There is, however, a third benefit that often comes from careful job performance-based reference checking – finding out what a candidate needs to advance his or her career and, thereby, increase his or her value to the company. A classic case is the company who needed to hire a vice president of manufacturing. One of the key skills the job required was the ability to speak effectively in front of large groups of people. When the company HR people called us with the assignment, they made a point of asking us to focus particularly on the candidate’s speaking skills. Since that particular talent was critical to the company, we obviously integrated a question about it in our normal reference check. About halfway through the interview, we asked all three references how they would describe the candidate’s ability as a speaker.
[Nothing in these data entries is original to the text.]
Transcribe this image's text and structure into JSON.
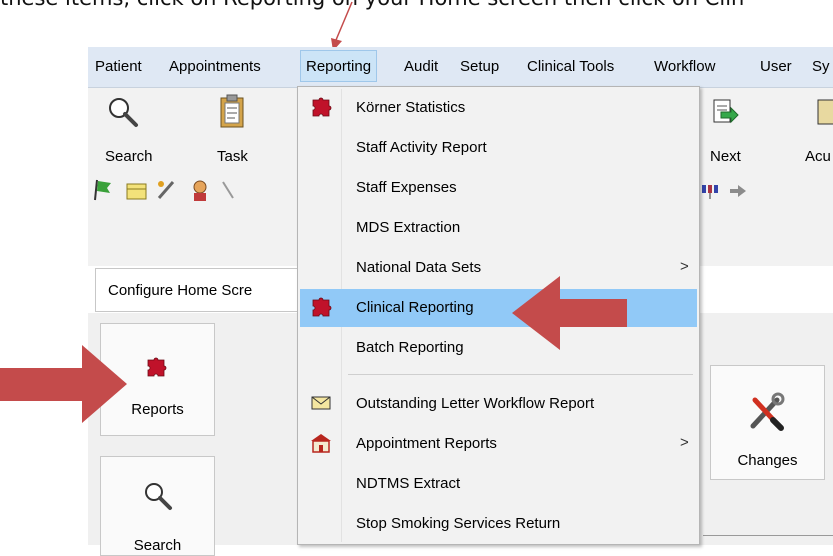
{
  "caption": {
    "text": "these items, click on Reporting on your Home screen then click on Clin"
  },
  "menubar": {
    "items": [
      "Patient",
      "Appointments",
      "Reporting",
      "Audit",
      "Setup",
      "Clinical Tools",
      "Workflow",
      "User",
      "Sy"
    ],
    "active": "Reporting"
  },
  "toolbar": {
    "search_label": "Search",
    "task_label": "Task",
    "next_label": "Next",
    "acu_label": "Acu"
  },
  "home": {
    "configure_label": "Configure Home Scre",
    "reports_tile": "Reports",
    "search_tile": "Search",
    "changes_tile": "Changes"
  },
  "reporting_menu": {
    "items": [
      {
        "label": "Körner Statistics",
        "icon": "puzzle-icon",
        "submenu": false
      },
      {
        "label": "Staff Activity Report",
        "icon": "",
        "submenu": false
      },
      {
        "label": "Staff Expenses",
        "icon": "",
        "submenu": false
      },
      {
        "label": "MDS Extraction",
        "icon": "",
        "submenu": false
      },
      {
        "label": "National Data Sets",
        "icon": "",
        "submenu": true
      },
      {
        "label": "Clinical Reporting",
        "icon": "puzzle-icon",
        "submenu": false,
        "highlighted": true
      },
      {
        "label": "Batch Reporting",
        "icon": "",
        "submenu": false
      },
      {
        "label": "Outstanding Letter Workflow Report",
        "icon": "envelope-icon",
        "submenu": false
      },
      {
        "label": "Appointment Reports",
        "icon": "building-icon",
        "submenu": true
      },
      {
        "label": "NDTMS Extract",
        "icon": "",
        "submenu": false
      },
      {
        "label": "Stop Smoking Services Return",
        "icon": "",
        "submenu": false
      }
    ],
    "submenu_glyph": ">"
  },
  "colors": {
    "arrow": "#c44b4b",
    "highlight": "#91c9f7",
    "menubar": "#dfe8f4"
  }
}
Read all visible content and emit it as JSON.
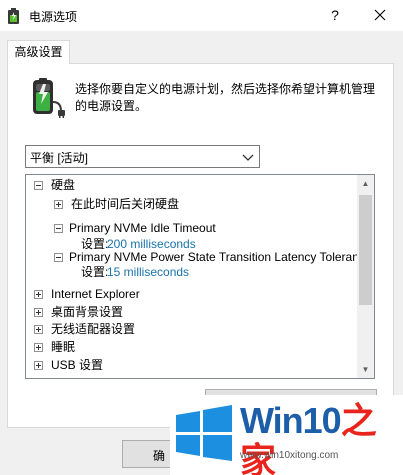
{
  "window": {
    "title": "电源选项",
    "help_label": "?"
  },
  "tab": {
    "label": "高级设置"
  },
  "description": "选择你要自定义的电源计划，然后选择你希望计算机管理的电源设置。",
  "plan_select": {
    "value": "平衡 [活动]"
  },
  "tree": {
    "items": [
      {
        "type": "category",
        "label": "硬盘",
        "expanded": true
      },
      {
        "type": "sub",
        "label": "在此时间后关闭硬盘",
        "expanded": false
      },
      {
        "type": "sub",
        "label": "Primary NVMe Idle Timeout",
        "expanded": true
      },
      {
        "type": "setting",
        "label": "设置:",
        "value": "200 milliseconds"
      },
      {
        "type": "sub",
        "label": "Primary NVMe Power State Transition Latency Tolerance",
        "expanded": true
      },
      {
        "type": "setting",
        "label": "设置:",
        "value": "15 milliseconds"
      },
      {
        "type": "category",
        "label": "Internet Explorer",
        "expanded": false
      },
      {
        "type": "category",
        "label": "桌面背景设置",
        "expanded": false
      },
      {
        "type": "category",
        "label": "无线适配器设置",
        "expanded": false
      },
      {
        "type": "category",
        "label": "睡眠",
        "expanded": false
      },
      {
        "type": "category",
        "label": "USB 设置",
        "expanded": false
      }
    ]
  },
  "buttons": {
    "ok_visible_label": "确"
  },
  "watermark": {
    "title_en": "Win10",
    "title_zh": "之家",
    "url": "www.win10xitong.com"
  },
  "colors": {
    "setting_value": "#1a73a8",
    "watermark_blue": "#1d5ea8",
    "watermark_red": "#e8241c",
    "battery_green": "#3cb043"
  },
  "icons": {
    "app": "power-options-icon",
    "battery": "battery-plug-icon",
    "dropdown": "chevron-down-icon",
    "close": "close-icon",
    "logo": "windows-logo-icon"
  }
}
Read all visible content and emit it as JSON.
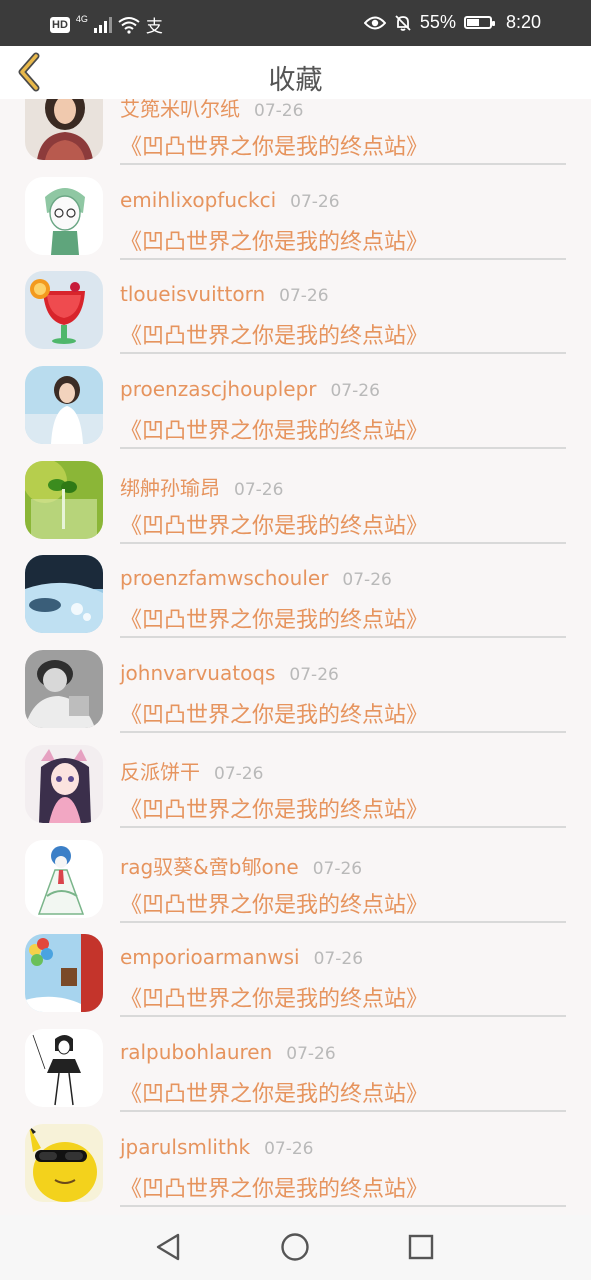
{
  "status_bar": {
    "hd": "HD",
    "network": "4G",
    "extra_icon": "支",
    "battery_percent": "55%",
    "battery_level": 0.55,
    "time": "8:20"
  },
  "header": {
    "title": "收藏",
    "back_icon": "chevron-left-icon",
    "accent_color": "#e8b84a"
  },
  "favorites": [
    {
      "name": "艾篼米叭尔纸",
      "date": "07-26",
      "work": "《凹凸世界之你是我的终点站》",
      "avatar": "girl-photo"
    },
    {
      "name": "emihlixopfuckci",
      "date": "07-26",
      "work": "《凹凸世界之你是我的终点站》",
      "avatar": "anime-boy-sketch"
    },
    {
      "name": "tloueisvuittorn",
      "date": "07-26",
      "work": "《凹凸世界之你是我的终点站》",
      "avatar": "red-cocktail"
    },
    {
      "name": "proenzascjhouplepr",
      "date": "07-26",
      "work": "《凹凸世界之你是我的终点站》",
      "avatar": "girl-beach"
    },
    {
      "name": "绑舯孙瑜昂",
      "date": "07-26",
      "work": "《凹凸世界之你是我的终点站》",
      "avatar": "green-sprout"
    },
    {
      "name": "proenzfamwschouler",
      "date": "07-26",
      "work": "《凹凸世界之你是我的终点站》",
      "avatar": "whale-sky"
    },
    {
      "name": "johnvarvuatoqs",
      "date": "07-26",
      "work": "《凹凸世界之你是我的终点站》",
      "avatar": "bw-portrait"
    },
    {
      "name": "反派饼干",
      "date": "07-26",
      "work": "《凹凸世界之你是我的终点站》",
      "avatar": "anime-girl"
    },
    {
      "name": "rag驭葵&啻b郇one",
      "date": "07-26",
      "work": "《凹凸世界之你是我的终点站》",
      "avatar": "gardevoir"
    },
    {
      "name": "emporioarmanwsi",
      "date": "07-26",
      "work": "《凹凸世界之你是我的终点站》",
      "avatar": "balloons"
    },
    {
      "name": "ralpubohlauren",
      "date": "07-26",
      "work": "《凹凸世界之你是我的终点站》",
      "avatar": "sketch-girl"
    },
    {
      "name": "jparulsmlithk",
      "date": "07-26",
      "work": "《凹凸世界之你是我的终点站》",
      "avatar": "pikachu-sunglasses"
    }
  ],
  "nav": {
    "back": "triangle-back-icon",
    "home": "circle-home-icon",
    "recents": "square-recents-icon"
  },
  "colors": {
    "accent": "#e6945e",
    "date": "#b9b9b9",
    "background": "#f9f6f6"
  }
}
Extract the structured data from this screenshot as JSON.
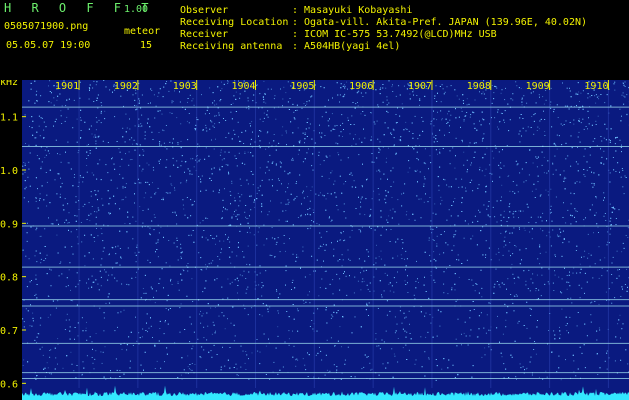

Throughout the reference interviews, we heard nothing but praise for the candidate’s overall job performance, leadership skills, technical knowledge, managerial talent, dedication to the job, and hard-driving desire to succeed in every task he undertook. But, when references were asked about his public speaking ability, that turned out to be his one area of weakness. As one reference put it, “He can’t say ‘boo’ to a goose if he has to stand and talk before a crowd.”
Keeping in mind that everything else about the candidate’s past job performance was glowing, the prospective employer decided to hire him anyway, but insisted that he take a course in public speaking at a nearby college. Since the candidate knew his references would be contacted and since he also knew that his speaking skills weren’t good, he readily agreed to enroll in the course although he thought it was a little demeaning. Despite that, after a few anxiety-filled speeches in the class, he gradually became more and more comfortable with public speaking – and particularly comfortable when speaking on a subject about which he was eminently familiar.
After the course ended, he became one of the more articulate spokesmen for the company and was extremely grateful for their foresight in having him take the class in public speaking. This is a perfect example of how careful reference checking can point out an area for improvement that didn’t disqualify the candidate from being hired, but took a solid performer and made him even better!